Working on 12 4-by-8-foot panels, the students have been painting images of native plants such as sumac trees, and cattails as well as animals such as deer, foxes, coyotes, great blue herons, eagles, seagulls, geese, beavers, turtles and turkey vultures. The panels will be mounted on the back wall of the Arthur Sharp True Value Hardware on Middlesex Street, which abuts the rail trail, creating an 80-foot-long by 20-foot-high mural for all to see.
Senior Carlos Velazquez volunteered to help paint one panel to get some experience and improve his artistic skills.
”A lot of people are going to see what we’ve done,” he said, noting that his contribution is a wildlife scene featuring a male deer looking at the viewer. “The challenges was trying not to focus on any one detail, but to focus on the bigger picture.’’
Freshman McKenna Judge stood in front of her panel and studied the face of a fox she had painted.
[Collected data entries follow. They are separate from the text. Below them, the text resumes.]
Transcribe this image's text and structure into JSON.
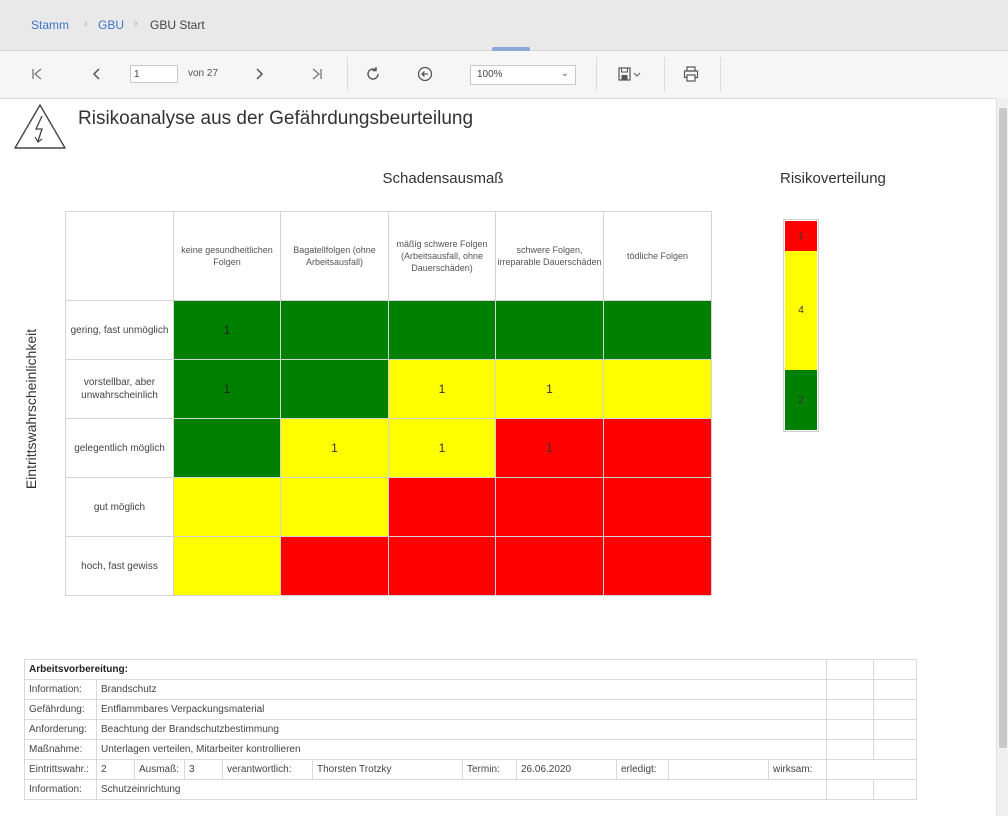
{
  "breadcrumb": {
    "items": [
      "Stamm",
      "GBU",
      "GBU Start"
    ]
  },
  "toolbar": {
    "page_current": "1",
    "page_of": "von 27",
    "zoom": "100%"
  },
  "report": {
    "title": "Risikoanalyse aus der Gefährdungsbeurteilung"
  },
  "matrix": {
    "heading": "Schadensausmaß",
    "probability_label": "Eintrittswahrscheinlichkeit",
    "columns": [
      "keine gesundheitlichen Folgen",
      "Bagatellfolgen (ohne Arbeitsausfall)",
      "mäßig schwere Folgen (Arbeitsausfall, ohne Dauerschäden)",
      "schwere Folgen, irreparable Dauerschäden",
      "tödliche Folgen"
    ],
    "rows": [
      {
        "label": "gering, fast unmöglich",
        "cells": [
          {
            "c": "green",
            "v": "1"
          },
          {
            "c": "green",
            "v": ""
          },
          {
            "c": "green",
            "v": ""
          },
          {
            "c": "green",
            "v": ""
          },
          {
            "c": "green",
            "v": ""
          }
        ]
      },
      {
        "label": "vorstellbar, aber unwahrscheinlich",
        "cells": [
          {
            "c": "green",
            "v": "1"
          },
          {
            "c": "green",
            "v": ""
          },
          {
            "c": "yellow",
            "v": "1"
          },
          {
            "c": "yellow",
            "v": "1"
          },
          {
            "c": "yellow",
            "v": ""
          }
        ]
      },
      {
        "label": "gelegentlich möglich",
        "cells": [
          {
            "c": "green",
            "v": ""
          },
          {
            "c": "yellow",
            "v": "1"
          },
          {
            "c": "yellow",
            "v": "1"
          },
          {
            "c": "red",
            "v": "1"
          },
          {
            "c": "red",
            "v": ""
          }
        ]
      },
      {
        "label": "gut möglich",
        "cells": [
          {
            "c": "yellow",
            "v": ""
          },
          {
            "c": "yellow",
            "v": ""
          },
          {
            "c": "red",
            "v": ""
          },
          {
            "c": "red",
            "v": ""
          },
          {
            "c": "red",
            "v": ""
          }
        ]
      },
      {
        "label": "hoch, fast gewiss",
        "cells": [
          {
            "c": "yellow",
            "v": ""
          },
          {
            "c": "red",
            "v": ""
          },
          {
            "c": "red",
            "v": ""
          },
          {
            "c": "red",
            "v": ""
          },
          {
            "c": "red",
            "v": ""
          }
        ]
      }
    ]
  },
  "distribution": {
    "heading": "Risikoverteilung",
    "segments": [
      {
        "color": "red",
        "value": "1",
        "share": 1
      },
      {
        "color": "yellow",
        "value": "4",
        "share": 4
      },
      {
        "color": "green",
        "value": "2",
        "share": 2
      }
    ]
  },
  "details": {
    "heading": "Arbeitsvorbereitung:",
    "rows": [
      {
        "label": "Information:",
        "value": "Brandschutz"
      },
      {
        "label": "Gefährdung:",
        "value": "Entflammbares Verpackungsmaterial"
      },
      {
        "label": "Anforderung:",
        "value": "Beachtung der Brandschutzbestimmung"
      },
      {
        "label": "Maßnahme:",
        "value": "Unterlagen verteilen, Mitarbeiter kontrollieren"
      }
    ],
    "summary": {
      "prob_label": "Eintrittswahr.:",
      "prob_value": "2",
      "impact_label": "Ausmaß:",
      "impact_value": "3",
      "resp_label": "verantwortlich:",
      "resp_value": "Thorsten Trotzky",
      "date_label": "Termin:",
      "date_value": "26.06.2020",
      "done_label": "erledigt:",
      "effective_label": "wirksam:"
    },
    "last_row": {
      "label": "Information:",
      "value": "Schutzeinrichtung"
    }
  },
  "colors": {
    "green": "#008000",
    "yellow": "#ffff00",
    "red": "#ff0000",
    "link": "#3f76c7"
  }
}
”Getting the facial structure right was not easy,” she said. “I had to keep referring to a photograph of a fox to get it right.”
She said she learned a lot by working on this group project, including how to take criticism knowing it would only help make what she painted better.
”All of the input I received improved by work,” she said.
”What’s cool about this project is that each student is painting his or her own panel,” Persing said of the young artists she has been doing the project with. “I think it makes them feel that it’s theirs and that they’ve taken ownership.”
Persing was chosen as the Artist in Residence for this project. She is being assisted by Ellen Mullane, who teaches art at Haverhill High. Haverhill High School art teacher Susan Blim is also contributing to the mural and will be creating three-dimensional images of trees made of metal.
The students’ work is expected to be installed this summer in partnership with the Friends of the Bradford Rail Trail.
Funding comes from a $5,000 STARS (Students and Teachers Working with Artists) grant from the Massachusetts Cultural Council and a $1,508 grant from the Haverhill Cultural Council to bring in an Artist in Residence to assist the students.
Fuller said STARS grants of $500 to $5,000 support residencies of three days or more with teaching artists, scientists, scholars and cultural organizations.
Access 21 is an after-school program at Haverhill High School funded by a 21st Century Community Learning Centers grant from the Massachusetts Department of Elementary and Secondary Education. Other activities of Access 21 are Internships, Glee Club, Robotics, Photoshop, and Lifeskills Enrichment.